V: Ci potete spiegare come si progetta qualcosa che verrà percepito e visto come spontaneo? Quali sono le difficoltà che si possono incontrare?

 

FAM: (Risate) Questa è una domanda curiosa visto che siamo entrambi un po' allergici alle cose troppo costruite o iper prodotte. È ovvio che quando si realizza una Serie come questa rischi di venire un pa a meno la realtà o la spontaneità, perché si tratta di una realtà costruita, per mettere in risalto il prodotto. Però abbiamo scelto di fare determinate azioni, per lasciare che si verificassero i momenti più spontanei.


V: Interessante! Del tipo?

 

FAM: Abbiamo cercato di limitare al minimo la squadra sul campo. La mattina del giorno delle riprese però siamo arrivati e abbiamo trovato un team di produzione più numeroso di quello che avevamo previsto; spesso siamo sgattaiolati via con le modelle, per farle sentire rilassate e riuscire a ottenere con loro dei momenti autentici. I nostri criteri di selezione sono stati piuttosto fuori dal comune. Non abbiamo cercato modelli e modelle con movenze e canoni convenzionali, ma piuttosto qualcuno che ci sembrasse una persona più comune, fra i tanti, in grado di divertirsi e di portare qualcosa di autentico e vero all’interno della scena. Inoltre, abbiamo deciso di fare tutto in one-shot, il che ha significato scegliere una singola ripresa che secondo noi avesse qualcosa di interessante, piuttosto che montare tutte le parti migliori!

 

V: Perciò, quando lavorate a una Serie come Follow The Bag abbracciate l’imprevisto o ogni fotogramma è stato pianificato in anticipo?

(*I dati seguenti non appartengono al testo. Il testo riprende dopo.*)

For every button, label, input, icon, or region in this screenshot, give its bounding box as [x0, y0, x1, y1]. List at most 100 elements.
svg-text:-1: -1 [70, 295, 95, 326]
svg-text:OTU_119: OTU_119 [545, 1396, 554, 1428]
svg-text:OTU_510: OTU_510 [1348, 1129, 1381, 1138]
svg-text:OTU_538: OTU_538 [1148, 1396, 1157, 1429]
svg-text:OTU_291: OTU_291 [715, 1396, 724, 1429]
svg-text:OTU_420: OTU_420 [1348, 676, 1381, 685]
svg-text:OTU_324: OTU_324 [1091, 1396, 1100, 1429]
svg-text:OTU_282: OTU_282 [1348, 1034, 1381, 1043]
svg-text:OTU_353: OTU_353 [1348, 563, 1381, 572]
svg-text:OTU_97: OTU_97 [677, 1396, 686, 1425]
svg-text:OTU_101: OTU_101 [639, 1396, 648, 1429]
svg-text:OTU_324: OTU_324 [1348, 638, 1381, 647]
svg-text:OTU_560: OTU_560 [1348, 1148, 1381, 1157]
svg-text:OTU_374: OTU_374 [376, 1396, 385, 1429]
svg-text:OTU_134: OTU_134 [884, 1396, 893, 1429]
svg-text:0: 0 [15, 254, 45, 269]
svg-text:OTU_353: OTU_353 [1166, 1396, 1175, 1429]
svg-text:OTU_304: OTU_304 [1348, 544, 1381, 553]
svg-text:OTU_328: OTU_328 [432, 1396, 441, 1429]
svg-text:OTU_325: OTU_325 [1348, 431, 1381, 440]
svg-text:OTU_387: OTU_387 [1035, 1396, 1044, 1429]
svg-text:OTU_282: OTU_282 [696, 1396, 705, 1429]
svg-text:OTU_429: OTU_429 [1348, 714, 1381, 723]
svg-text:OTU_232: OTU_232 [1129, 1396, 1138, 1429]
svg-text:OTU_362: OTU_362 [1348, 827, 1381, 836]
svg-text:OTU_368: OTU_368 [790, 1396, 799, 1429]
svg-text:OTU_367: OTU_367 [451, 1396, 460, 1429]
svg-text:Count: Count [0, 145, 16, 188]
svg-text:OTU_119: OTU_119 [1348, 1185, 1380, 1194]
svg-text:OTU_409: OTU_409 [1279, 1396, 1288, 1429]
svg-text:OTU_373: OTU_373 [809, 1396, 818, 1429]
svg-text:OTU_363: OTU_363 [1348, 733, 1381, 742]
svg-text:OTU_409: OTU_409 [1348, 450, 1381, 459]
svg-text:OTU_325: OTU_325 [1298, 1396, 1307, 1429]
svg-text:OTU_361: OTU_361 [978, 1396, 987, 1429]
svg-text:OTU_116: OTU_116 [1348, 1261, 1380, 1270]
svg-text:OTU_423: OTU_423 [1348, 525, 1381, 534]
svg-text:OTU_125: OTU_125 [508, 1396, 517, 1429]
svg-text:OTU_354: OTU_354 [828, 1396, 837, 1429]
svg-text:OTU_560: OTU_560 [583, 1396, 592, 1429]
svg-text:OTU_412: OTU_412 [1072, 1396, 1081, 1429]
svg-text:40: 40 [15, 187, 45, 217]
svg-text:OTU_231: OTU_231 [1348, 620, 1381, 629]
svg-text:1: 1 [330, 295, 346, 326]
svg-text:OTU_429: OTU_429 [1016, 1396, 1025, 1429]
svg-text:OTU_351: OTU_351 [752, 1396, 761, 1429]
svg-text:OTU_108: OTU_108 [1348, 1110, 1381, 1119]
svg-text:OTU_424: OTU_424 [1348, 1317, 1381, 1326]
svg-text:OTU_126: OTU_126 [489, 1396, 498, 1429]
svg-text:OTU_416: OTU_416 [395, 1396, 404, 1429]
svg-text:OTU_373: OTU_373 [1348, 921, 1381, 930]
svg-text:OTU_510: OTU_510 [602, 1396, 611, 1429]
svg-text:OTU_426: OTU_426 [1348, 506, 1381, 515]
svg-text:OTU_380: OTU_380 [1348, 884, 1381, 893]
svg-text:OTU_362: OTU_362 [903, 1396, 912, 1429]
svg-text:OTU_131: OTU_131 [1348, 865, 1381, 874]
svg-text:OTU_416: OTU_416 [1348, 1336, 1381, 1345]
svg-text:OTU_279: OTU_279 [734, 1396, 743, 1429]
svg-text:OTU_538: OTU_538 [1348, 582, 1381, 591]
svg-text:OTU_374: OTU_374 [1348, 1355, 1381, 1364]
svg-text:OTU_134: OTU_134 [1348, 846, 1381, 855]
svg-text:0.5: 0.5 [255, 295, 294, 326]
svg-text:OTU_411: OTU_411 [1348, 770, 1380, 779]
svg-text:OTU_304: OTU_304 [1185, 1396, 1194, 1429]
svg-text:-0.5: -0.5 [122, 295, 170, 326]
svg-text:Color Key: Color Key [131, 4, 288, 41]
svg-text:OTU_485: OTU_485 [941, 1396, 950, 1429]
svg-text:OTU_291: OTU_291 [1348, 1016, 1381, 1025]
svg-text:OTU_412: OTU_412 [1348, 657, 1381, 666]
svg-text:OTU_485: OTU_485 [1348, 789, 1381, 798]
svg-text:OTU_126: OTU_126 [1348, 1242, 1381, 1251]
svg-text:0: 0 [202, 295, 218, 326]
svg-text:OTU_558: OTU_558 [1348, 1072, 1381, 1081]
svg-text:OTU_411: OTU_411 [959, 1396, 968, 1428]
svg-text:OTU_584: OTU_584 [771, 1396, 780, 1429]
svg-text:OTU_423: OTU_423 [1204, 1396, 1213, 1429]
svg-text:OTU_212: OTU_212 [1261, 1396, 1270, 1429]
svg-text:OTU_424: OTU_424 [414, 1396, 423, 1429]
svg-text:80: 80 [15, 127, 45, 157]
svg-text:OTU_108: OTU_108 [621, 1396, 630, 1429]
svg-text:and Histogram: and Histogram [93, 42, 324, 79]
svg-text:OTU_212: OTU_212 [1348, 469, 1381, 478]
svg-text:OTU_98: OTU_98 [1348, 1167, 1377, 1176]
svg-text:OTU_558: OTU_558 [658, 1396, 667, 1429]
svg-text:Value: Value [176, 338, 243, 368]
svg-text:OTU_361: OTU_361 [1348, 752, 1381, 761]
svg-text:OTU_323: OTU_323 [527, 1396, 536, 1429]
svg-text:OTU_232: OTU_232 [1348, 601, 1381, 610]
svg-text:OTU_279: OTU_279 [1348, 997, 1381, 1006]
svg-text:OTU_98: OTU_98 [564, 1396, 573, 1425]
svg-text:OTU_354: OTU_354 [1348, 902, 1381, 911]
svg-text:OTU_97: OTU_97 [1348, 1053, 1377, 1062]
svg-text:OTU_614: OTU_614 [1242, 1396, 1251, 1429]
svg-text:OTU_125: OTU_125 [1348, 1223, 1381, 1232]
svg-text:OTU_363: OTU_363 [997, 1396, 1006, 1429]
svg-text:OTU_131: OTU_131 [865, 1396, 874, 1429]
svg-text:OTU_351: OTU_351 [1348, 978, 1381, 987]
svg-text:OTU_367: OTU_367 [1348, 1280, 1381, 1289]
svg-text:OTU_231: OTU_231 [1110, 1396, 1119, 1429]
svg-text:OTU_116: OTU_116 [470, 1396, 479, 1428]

FAM: Come già spiegato, assolutamente sì vogliamo e aspettiamo l’imprevisto! Certamente però abbiamo già chiari gli scenari che permettano all'inaspettato di trovare il suo posto.

 

V: Il vostro lavoro ha una natura cinematografica: avete icone che ammirate e modelli a cui vi ispirate?

 

FAM: Sì, certo, ammiriamo tante persone e creatori diversi. Crediamo che questo sia un momento particolare per i Creativi. Ammiriamo chiunque si dedichi alla creazione e abbiamo un debole per gli artigiani. Apparentemente potrebbe sembrare che la vocazione all'artigianato stia perdendo importanza, ma a nostro avviso è vero proprio il contrario. Uno dei nostri riferimenti cinematografici in questo senso è il regista svedese Ruben Östlund. 


V: Cosa sperate che Follow The Bag possa suscitare in chi la guarda?

 

FAM: Speriamo che le persone possano apprezzare e trovare il loro personale punto di approccio. Potrebbe trattarsi della semplicità delle storie, del cane, dell'atmosfera sonora, della luce, del modo in cui si svolge un'idea spontanea o della maestria e della precisione con cui sono stati realizzati, che è alla fine il motivo per cui quello con Valextra si è rivelato essere un match perfetto.